Posts Tagged ‘economics’

Fake reward signs

Friday, March 5th, 2010

Via Andrew Garrett, this amusing image: two signs, one advertising a $50 reward for a lost ipod… and the other advertising a $51 reward for a lost ipod. Amusing, but I can’t see anyone actually calling the $51 guy.

Let’s assume you were indeed some kind of conniving scammer; how would you go about this, presuming that “take down the first poster” isn’t an option? The person who lists second needs to pick a value that increases the plausibility of their poster (is a round number) and provides an economic incentive to call them (is larger) without being self-defeating (is too expensive compared to just buying one).

If the poster had said $60, we might have taken it more seriously – it’s a round number, so it looks more independently plausible – but this doesn’t automatically make it more convincing than the first. When you’re approaching the two signs with the knowledge that one of them is a scam, you’re thinking more critically than usual, and so you’re trying to deduce which one is legitimate.

Seeing the two signs, you’re likely to run through something like the above chain of logic and conclude – one of these two is a scammer, and it makes sense that it’s the higher one. Would it, then, be smarter to deliberately flout the economic aspect and undercut the legitimate poster?
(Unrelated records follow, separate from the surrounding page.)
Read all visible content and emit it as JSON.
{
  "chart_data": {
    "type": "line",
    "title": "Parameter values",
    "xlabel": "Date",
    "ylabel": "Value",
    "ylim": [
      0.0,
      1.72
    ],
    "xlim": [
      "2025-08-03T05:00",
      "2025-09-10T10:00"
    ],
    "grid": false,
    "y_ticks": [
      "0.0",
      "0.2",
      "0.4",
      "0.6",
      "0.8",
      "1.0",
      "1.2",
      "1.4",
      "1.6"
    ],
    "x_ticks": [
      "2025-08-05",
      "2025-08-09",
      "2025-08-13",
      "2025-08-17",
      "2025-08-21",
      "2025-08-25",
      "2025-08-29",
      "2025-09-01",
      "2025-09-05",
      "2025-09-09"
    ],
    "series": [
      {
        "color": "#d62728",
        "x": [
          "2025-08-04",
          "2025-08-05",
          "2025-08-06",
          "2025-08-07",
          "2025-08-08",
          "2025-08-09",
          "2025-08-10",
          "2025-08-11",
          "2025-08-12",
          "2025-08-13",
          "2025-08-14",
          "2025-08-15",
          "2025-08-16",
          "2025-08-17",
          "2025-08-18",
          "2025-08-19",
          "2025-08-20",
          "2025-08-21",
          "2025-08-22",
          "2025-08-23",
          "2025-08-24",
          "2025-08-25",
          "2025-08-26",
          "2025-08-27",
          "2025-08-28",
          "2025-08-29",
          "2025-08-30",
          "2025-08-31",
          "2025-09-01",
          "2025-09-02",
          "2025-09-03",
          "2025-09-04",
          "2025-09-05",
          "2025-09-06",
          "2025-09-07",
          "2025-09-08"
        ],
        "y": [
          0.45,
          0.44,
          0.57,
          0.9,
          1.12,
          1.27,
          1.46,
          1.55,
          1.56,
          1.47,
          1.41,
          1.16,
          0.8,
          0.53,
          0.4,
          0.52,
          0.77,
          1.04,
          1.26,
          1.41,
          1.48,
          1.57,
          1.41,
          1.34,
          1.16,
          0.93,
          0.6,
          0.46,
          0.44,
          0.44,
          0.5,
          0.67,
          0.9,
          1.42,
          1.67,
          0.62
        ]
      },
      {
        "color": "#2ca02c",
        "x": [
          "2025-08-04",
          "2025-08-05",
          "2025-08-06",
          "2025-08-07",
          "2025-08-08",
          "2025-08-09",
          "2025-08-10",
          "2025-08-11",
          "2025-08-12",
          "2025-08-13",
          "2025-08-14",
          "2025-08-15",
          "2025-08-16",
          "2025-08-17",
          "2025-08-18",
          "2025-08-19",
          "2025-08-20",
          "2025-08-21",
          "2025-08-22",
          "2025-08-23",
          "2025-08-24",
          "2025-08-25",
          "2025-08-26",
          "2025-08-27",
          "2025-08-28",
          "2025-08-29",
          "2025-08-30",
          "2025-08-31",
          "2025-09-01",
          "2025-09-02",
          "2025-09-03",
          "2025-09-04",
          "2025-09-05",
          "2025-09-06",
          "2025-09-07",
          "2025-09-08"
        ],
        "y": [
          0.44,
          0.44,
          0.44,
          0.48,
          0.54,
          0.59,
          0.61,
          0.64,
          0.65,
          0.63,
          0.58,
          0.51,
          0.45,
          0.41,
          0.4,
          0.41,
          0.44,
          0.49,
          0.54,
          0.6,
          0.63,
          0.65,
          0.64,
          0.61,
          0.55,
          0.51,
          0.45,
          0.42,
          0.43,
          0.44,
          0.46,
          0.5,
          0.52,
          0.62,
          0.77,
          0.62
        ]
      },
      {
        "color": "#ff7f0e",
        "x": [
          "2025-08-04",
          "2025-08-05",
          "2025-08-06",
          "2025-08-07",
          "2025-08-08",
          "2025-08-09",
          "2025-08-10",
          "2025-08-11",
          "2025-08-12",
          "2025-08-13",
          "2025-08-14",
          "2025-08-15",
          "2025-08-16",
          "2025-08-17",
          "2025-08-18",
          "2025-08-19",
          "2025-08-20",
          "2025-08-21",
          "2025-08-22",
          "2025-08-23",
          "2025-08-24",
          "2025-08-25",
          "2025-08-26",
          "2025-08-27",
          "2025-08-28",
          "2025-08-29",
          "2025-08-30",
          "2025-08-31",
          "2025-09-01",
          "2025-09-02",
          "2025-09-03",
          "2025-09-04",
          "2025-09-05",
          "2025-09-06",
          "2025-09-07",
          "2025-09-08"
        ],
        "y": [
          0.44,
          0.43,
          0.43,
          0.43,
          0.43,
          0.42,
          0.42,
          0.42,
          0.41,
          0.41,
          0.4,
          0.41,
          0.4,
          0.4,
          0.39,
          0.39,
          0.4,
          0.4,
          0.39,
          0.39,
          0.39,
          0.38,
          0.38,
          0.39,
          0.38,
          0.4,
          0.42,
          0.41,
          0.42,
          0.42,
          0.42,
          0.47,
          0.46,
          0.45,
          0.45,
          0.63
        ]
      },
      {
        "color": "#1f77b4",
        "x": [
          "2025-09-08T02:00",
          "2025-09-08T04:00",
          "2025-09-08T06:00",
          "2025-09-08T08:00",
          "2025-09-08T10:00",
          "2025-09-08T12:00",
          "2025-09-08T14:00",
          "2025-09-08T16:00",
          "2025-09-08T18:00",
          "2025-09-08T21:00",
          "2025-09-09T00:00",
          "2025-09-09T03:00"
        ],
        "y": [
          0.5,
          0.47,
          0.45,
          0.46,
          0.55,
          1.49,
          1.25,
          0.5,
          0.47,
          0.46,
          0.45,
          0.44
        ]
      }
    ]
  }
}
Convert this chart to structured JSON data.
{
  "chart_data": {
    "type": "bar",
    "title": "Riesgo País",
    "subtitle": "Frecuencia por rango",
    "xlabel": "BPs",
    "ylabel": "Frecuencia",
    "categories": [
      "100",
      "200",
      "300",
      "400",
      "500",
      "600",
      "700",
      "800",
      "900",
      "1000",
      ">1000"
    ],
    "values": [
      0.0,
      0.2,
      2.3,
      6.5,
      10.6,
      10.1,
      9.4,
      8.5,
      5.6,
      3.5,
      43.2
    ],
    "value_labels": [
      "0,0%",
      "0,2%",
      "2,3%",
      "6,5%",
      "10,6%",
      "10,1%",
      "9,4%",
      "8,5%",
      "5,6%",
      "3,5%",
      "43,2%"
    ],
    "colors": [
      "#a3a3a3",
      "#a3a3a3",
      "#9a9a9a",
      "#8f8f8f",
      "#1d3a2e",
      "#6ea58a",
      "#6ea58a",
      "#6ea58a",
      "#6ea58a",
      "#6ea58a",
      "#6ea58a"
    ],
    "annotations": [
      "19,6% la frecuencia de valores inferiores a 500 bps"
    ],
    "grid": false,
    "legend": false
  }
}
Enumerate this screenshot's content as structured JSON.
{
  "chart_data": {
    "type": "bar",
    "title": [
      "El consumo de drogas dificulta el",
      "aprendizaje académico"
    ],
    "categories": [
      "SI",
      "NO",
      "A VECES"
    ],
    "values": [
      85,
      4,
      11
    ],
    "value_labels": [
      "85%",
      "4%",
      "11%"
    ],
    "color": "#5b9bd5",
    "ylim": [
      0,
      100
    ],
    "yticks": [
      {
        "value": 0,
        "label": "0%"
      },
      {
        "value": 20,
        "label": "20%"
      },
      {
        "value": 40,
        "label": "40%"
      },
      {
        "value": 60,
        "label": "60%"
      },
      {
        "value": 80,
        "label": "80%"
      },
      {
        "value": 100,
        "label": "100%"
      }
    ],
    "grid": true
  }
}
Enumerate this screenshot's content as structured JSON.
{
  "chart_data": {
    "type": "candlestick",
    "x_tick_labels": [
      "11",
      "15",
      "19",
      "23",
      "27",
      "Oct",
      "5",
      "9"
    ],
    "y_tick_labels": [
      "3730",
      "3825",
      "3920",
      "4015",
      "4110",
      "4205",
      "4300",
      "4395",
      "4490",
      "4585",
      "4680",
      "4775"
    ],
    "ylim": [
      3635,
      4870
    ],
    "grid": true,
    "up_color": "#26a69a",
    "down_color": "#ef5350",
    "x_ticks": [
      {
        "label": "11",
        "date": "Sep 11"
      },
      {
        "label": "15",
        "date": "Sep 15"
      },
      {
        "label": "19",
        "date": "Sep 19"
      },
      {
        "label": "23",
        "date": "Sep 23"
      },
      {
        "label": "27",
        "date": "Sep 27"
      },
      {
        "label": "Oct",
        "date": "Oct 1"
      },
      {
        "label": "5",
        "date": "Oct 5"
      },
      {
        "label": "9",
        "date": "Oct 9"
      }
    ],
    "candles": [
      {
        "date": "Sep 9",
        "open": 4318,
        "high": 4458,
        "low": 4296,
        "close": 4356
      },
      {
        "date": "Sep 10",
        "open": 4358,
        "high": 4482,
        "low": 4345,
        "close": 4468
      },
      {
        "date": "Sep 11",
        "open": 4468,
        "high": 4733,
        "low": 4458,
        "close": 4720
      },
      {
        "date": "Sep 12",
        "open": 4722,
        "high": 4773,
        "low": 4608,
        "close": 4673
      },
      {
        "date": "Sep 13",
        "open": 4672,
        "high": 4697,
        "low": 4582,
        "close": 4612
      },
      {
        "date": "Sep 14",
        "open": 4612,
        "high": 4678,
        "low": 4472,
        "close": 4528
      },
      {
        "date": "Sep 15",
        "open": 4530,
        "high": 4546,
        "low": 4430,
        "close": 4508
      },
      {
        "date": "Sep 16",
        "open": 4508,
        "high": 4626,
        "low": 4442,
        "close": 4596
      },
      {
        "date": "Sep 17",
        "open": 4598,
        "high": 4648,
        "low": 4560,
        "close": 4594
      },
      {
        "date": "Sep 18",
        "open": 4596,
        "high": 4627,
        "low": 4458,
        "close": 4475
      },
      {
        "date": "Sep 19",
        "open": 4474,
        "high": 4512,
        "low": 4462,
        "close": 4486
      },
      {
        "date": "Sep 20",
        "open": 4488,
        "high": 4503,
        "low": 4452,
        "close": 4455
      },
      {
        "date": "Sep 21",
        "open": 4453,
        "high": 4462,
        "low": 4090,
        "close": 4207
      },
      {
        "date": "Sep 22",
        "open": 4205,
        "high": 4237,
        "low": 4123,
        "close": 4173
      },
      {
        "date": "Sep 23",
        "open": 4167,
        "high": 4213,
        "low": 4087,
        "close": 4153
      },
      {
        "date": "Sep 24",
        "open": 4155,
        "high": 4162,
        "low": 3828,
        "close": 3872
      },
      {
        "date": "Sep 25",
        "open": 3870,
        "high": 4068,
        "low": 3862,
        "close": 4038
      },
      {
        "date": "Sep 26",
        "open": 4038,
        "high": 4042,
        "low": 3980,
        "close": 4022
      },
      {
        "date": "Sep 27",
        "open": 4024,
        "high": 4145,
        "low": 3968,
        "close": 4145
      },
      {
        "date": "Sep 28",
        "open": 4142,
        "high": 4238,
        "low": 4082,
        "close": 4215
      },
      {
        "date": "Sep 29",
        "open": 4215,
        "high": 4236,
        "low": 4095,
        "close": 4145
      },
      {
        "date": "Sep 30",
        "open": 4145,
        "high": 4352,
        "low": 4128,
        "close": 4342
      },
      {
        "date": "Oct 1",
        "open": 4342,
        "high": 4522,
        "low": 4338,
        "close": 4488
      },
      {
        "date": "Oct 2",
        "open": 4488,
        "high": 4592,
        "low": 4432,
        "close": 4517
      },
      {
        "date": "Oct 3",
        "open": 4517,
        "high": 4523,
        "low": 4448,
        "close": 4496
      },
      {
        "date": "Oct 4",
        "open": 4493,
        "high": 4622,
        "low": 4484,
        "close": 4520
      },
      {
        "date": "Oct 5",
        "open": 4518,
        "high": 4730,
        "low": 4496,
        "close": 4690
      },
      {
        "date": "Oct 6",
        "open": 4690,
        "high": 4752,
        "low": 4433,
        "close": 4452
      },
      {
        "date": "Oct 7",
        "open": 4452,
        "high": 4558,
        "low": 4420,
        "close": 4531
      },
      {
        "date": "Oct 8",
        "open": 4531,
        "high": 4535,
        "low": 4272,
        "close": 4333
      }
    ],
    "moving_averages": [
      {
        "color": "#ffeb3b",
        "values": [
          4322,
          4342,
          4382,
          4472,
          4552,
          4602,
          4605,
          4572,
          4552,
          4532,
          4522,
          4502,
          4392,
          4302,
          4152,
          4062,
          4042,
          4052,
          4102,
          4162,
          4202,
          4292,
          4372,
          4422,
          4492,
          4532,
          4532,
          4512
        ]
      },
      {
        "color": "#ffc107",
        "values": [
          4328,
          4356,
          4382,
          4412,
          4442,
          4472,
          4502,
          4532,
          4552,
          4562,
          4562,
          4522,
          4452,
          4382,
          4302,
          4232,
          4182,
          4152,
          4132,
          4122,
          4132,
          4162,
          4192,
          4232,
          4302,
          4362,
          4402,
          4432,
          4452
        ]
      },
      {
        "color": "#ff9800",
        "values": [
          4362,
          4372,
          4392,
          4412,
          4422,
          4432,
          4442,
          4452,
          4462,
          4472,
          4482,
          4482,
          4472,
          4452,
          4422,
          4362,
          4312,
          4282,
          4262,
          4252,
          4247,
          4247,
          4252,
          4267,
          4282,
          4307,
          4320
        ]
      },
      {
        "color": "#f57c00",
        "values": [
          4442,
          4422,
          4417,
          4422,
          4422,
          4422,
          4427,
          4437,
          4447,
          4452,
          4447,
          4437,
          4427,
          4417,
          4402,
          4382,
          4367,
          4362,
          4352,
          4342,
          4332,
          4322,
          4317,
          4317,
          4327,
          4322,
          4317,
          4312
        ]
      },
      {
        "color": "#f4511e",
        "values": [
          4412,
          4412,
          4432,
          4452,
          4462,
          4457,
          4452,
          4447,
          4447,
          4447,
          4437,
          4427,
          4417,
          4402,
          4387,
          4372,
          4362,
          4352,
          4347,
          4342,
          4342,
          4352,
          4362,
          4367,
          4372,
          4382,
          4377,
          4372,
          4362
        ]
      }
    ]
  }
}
Your price is the only way of signalling your plausibility you have, and a lower price implies that you were first to advertise – because it’s irrational to make a lower bid after a higher one.

There is a counterargument that most finders wouldn’t be this honest – they would be motivated by nice simple economic motives first, and so would call the person offering an extra $10. But this doesn’t really reflect the situation: we know that the market value of a second-hand ipod must be more than the amount the scammer offers as a reward, and so a large number of those motivated by purely economic motives would no doubt want to sell the ipod (or keep it). If someone is already contemplating the reward posters at all, they’ve indicated a willingness to take a nominal loss in the interests of “justice” by returning it to its owner.

Alternatively, I suppose, you could counterbid $50, thus anulling pretty much any benefit either you or the original poster would have and turning it into a game of chance. Which offers better odds?

I wonder what we’d get from testing this… is there a sweet spot, just above or just below the original reward, where you’re most likely to get a response?

Archives for the 21st Century

Tuesday, November 24th, 2009

Mike Peel of WMUK points out the new governmental policy on public archives. A couple of interesting figures to highlight:

  • There are about 300 publicly funded archives; half local government, a quarter universities, then museums etc making up the remaining third.
  • Per-capita funding for archive services by local government varies by a factor of twenty-two between the best and least funded regions. (In absolute terms, which is a bit less meaningful due to sharp population distinctions, it’s a factor of forty)
  • Less than 50% of material is described in online catalogues; less than 1% is accessible via digitisation programs. (I suspect the missing word there is vastly less than 1%…) [p. 14]
  • The National Archives provides 170 digital documents for every one used in a reading room, and given the overall figures (112m) that suggests a reading-room usage of 650,000 per year. [p.18]

One figure that would have been very helpful would be an estimate – even an order-of-magnitude ballpark estimate – as to the economic value of public archives. Section 2 talks at some length about the tangible benefits of archives, and indeed mentions economic benefits twice alongside things such as supporting public decision-making or academic research, but the whole section is quite vague and devoid of numbers to quantify what those economic benefits are.

Whatever the plan that follows this report turns out to be, it’ll imply government spending in some way or another; to help make the case for supporting these services properly we need to be able to say – archives are [potentially] worth fifty million to the country a year, or a hundred million, or whatever number it might be. People make these numbers for libraries, for museums, for school playing fields… it shouldn’t be too difficult for the sector to say, upfront, this is what we’re worth to you, treat us accordingly.

(It may seem a bit blunt – but, well, arguing for more public funding without hard numbers is like going unarmed to a duel. You may go through all the motions, but unless your opponent is very scrupulous, you’ll lose)

Government spending visualisations

Saturday, November 14th, 2009

An interesting new project: Where Does My Money Go? [currently an alpha version; details; announcement]

Basically, interactive visualisations of UK governmental spending, broken down by topic or by region. There’s also a time-series function, which is quite interesting to see – overall government spending, as a proportion of GDP, has just hit the bad old days of 1992.

Things that currently stand out as major issues:

  • uncleaned data means hideous governmental terminology – “n.e.c.” everywhere
  • expanding on that, the data needs a bit more organising – ensuring you can switch between subdivisions on the national-level, for example, would mean linking the ‘economic > transport’ sections together in the same way that the ‘economic’ sections currently are
  • the main charts are a little ambiguous as to which circles are subdivisions of each other
  • there’s no way to apply the time-series graph to “second level” data – so you can compare “general public services” spending over time, but you can’t compare the amount spent on debt servicing
  • mousing over a column really should display its numeric value

On the whole, though, promising – definitely worth ten minutes playing with. Gets the concept across a lot more clearly than the bare figures might.